Sog., Scen.: Charles MacArthur, Ben Hecht, Edward Chorodov (non accr.); F.: Ray June; Mo.: Edward Curtis; Scgf.: Richard Day; Co.: Omar Kiam; Mu.: Alfred Newman; Su: Frank Maher; Int.: Miriam Hopkins (Mary “Swan” Rutledge), Edward G. Robinson (Louis Camalis), Joel McCrea (James Carmichael), Walter Brennan (Old Atrocity), Brian Donlevy (Knuckles Jacoby), Frank Craven (Col. Marcus Aurelius Cobb), Clyde Cook (Oakie), Harry Carey (Jed Slocum), Matt McHugh (Bronco), Donald Meek (Sawbuck McTavish), Rollo Lloyd (Wigham), J. M. Kerrigan (giudice Harper), Roger Gray (Sandy Ferguson), Otto Hoffman (Peebles), Donald Meek (McTavish), Fred Vogeding (capitano), David Niven (l’uomo buttato fuori dal saloon, non accred.); Prod.: Samuel Goldwyn per Goldwyn Productions; Pri. pro.: 27 settembre 1935
35mm. D.: 91′. Bn

info_outline
T. it.: Italian title. T. int.: International title. T. alt.: Alternative title. Sog.: Story. Scen.: Screenplay. F.: Cinematography. M.: Editing. Scgf.: Set Design. Mus.: Music. Int.: Cast. Prod.: Production Company. L.: Length. D.: Running Time. f/s: Frames per second. Bn.: Black e White. Col.: Color. Da: Print source

Film Notes

“America was born in the streets” or so Herbert Asbury said: the writer-journalist published Gangs of New York in 1928, which Scorsese would loosely be inspired by, and Barbary Coast: An Informal Story of San Francisco Underworld in 1933, which Hawks was equally inspired by (when he first got his hands on Barbary Coast, however, his original plan was much more ambitious, an adaptation of L’Or by Blaise Cendrars). But if gold makes the world and the underworld go round, the streets of 1850 San Francisco were made of mud, and the journalist committed to the cause of the law and freedom gets into it up to his knees. It’s a hard life for journalists (“we newspapermen are either drunkards or idealists” were the words of Hecht and MacArthur who wrote the screenplay) in 1850 San Francisco ruled by a domineering boss with a sweet smile who forbids freedom of the press, hates judges, runs the corrupt world of entertainment and takes the law into his own hands with cruel or fearful thugs. But the poor man also falls in love, which is not reciprocated. The icy lady from New York who works as a croupier at his saloon Belladonna (the reference is more to drug than sex) prefers a decidedly handsome gold miner and poet.

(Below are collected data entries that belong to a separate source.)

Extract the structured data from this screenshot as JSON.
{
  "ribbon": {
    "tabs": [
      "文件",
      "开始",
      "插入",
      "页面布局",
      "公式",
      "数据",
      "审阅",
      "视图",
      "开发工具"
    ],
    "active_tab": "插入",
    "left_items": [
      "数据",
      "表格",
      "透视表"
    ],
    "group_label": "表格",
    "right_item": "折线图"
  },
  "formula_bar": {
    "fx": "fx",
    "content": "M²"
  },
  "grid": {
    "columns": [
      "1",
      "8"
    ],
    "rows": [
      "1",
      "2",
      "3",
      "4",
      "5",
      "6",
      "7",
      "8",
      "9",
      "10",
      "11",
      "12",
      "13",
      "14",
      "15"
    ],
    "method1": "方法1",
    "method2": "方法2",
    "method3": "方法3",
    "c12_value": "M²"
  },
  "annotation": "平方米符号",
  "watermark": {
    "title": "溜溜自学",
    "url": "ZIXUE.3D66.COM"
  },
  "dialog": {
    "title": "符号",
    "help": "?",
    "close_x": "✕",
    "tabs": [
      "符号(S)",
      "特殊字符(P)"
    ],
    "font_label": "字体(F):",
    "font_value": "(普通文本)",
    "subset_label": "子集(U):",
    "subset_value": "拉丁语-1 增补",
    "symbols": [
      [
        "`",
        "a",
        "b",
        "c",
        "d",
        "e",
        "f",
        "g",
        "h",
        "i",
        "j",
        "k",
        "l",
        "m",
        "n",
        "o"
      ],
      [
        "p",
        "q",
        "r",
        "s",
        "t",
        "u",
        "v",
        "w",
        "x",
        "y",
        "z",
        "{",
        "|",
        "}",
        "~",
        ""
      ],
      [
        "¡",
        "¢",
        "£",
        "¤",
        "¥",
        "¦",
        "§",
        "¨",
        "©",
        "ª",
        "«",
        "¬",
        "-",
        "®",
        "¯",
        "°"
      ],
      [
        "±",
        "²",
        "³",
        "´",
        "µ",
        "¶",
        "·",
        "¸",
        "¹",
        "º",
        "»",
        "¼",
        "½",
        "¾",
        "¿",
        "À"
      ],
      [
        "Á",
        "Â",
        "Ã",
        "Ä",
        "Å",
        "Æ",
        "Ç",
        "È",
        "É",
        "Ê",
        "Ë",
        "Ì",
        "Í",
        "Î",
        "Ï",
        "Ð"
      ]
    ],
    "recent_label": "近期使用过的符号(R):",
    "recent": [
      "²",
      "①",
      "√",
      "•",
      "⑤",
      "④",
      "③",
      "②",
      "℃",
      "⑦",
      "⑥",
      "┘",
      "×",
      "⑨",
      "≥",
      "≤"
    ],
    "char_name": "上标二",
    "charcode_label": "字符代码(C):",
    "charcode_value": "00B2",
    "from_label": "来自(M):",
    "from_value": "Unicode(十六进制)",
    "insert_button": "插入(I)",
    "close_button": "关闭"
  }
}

In other words, the situation gets complicated, the tawdry founding myth is intertwined with melodrama, and the boss redeems himself with a noble gesture. But something creaks in the network of characters and actors (Miriam Hopkins is not a Hawksian woman, Joel McCrea was not yet the great actor that Sturges and Stevens would make of him – on the other hand, Edward G. Robinson’s boss and Walter Brennan’s toothless Old Atrocity are absolutely perfect), but Hawks’s ability to concretely evoke that world is at its height: roulette, rotary and the fog that shrouds it all are all that is needed to tell a mini-history of capitalism. Graham Greene defined this barbarous Gold Rush San Francisco as “vividly sinister, (…) the low voices, the slosh of the mud round their boots, the rhythmic stride are terrifying because they have been exactly imagined, with the ear as well as the eye.”